Creating master grid files

For METAL, different fields have different combinations of filters. Rather than creating the SED grid from scratch for each field, we instead created two master SED grids (made with 10 subgrids) - one each for the LMC and SMC - that contain all filters. The function to do this, make_mastergrid, is in run_beast_xsede. It creates an sbatch file that can be run to generate the grids. As described above, in Step 3, the relevant columns are copied out when creating the SED grid for a given field.

Additional files

There are several additional text files in the XSEDE example folder.

  • beast_settings_template_LMC.txt and beast_settings_template_SMC.txt: Template BEAST settings files for fields in the LMC and SMC. For each field, run_beast_xsede updates relevant keywords (project name, filters, etc), and writes out a field-specific settings file.

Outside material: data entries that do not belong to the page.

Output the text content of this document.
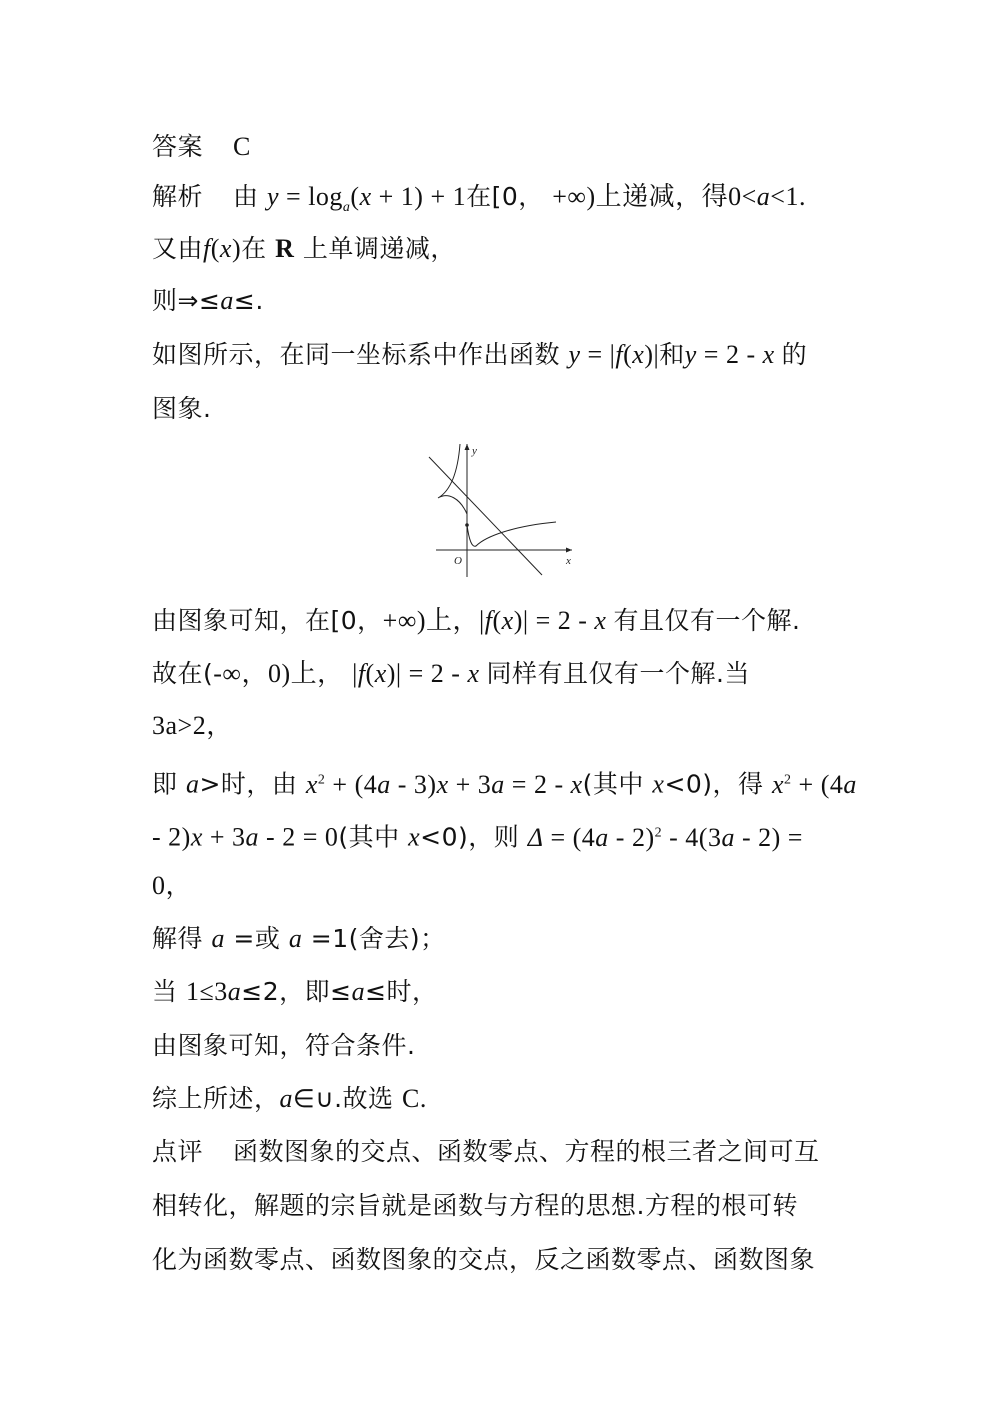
答案 C
解析 由 $y = \log_a(x + 1) + 1$在[0， +∞)上递减，得0<a<1.
又由f(x)在 R 上单调递减，
则⇒≤a≤.
如图所示，在同一坐标系中作出函数 y = |f(x)|和y = 2 - x 的
图象.
x
y
O
由图象可知，在[0，+∞)上，|f(x)| = 2 - x 有且仅有一个解.
故在(-∞，0)上， |f(x)| = 2 - x 同样有且仅有一个解.当
3a>2，
即 a>时，由 $x^2 + (4a - 3)x + 3a = 2 - x$(其中 x<0)，得 $x^2 + (4a$
- 2)x + 3a - 2 = 0(其中 x<0)，则 Δ = (4a - 2)$^2$ - 4(3a - 2) =
0，
解得 a =或 a =1(舍去)；
当 1≤3a≤2，即≤a≤时，
由图象可知，符合条件.
综上所述，a∈∪.故选 C.
点评 函数图象的交点、函数零点、方程的根三者之间可互
相转化，解题的宗旨就是函数与方程的思想.方程的根可转
化为函数零点、函数图象的交点，反之函数零点、函数图象
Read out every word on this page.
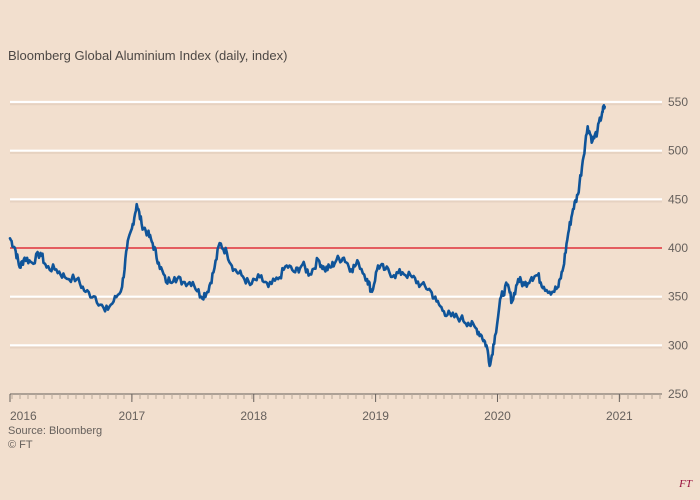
Bloomberg Global Aluminium Index (daily, index)
250
300
350
400
450
500
550
2016	2017	2018	2019	2020	2021
Source: Bloomberg
© FT
FT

  • beast_settings_LMC_mastergrid.txt and beast_settings_SMC_mastergrid.txt: These settings files are used when creating the master grid files. They’re identical to the templates above, but with all METAL filters listed in the filters keyword.

  • metal_images_by_field.txt: The METAL survey has filter ambiguities (e.g., the F475W filter in both ACS and WFC3). We created this table to clearly lay out for each field what filters were observed, the correspondence between the filter names in the photometry table and the BEAST filter names, and the paths to the photometry, fake stars, and fits images.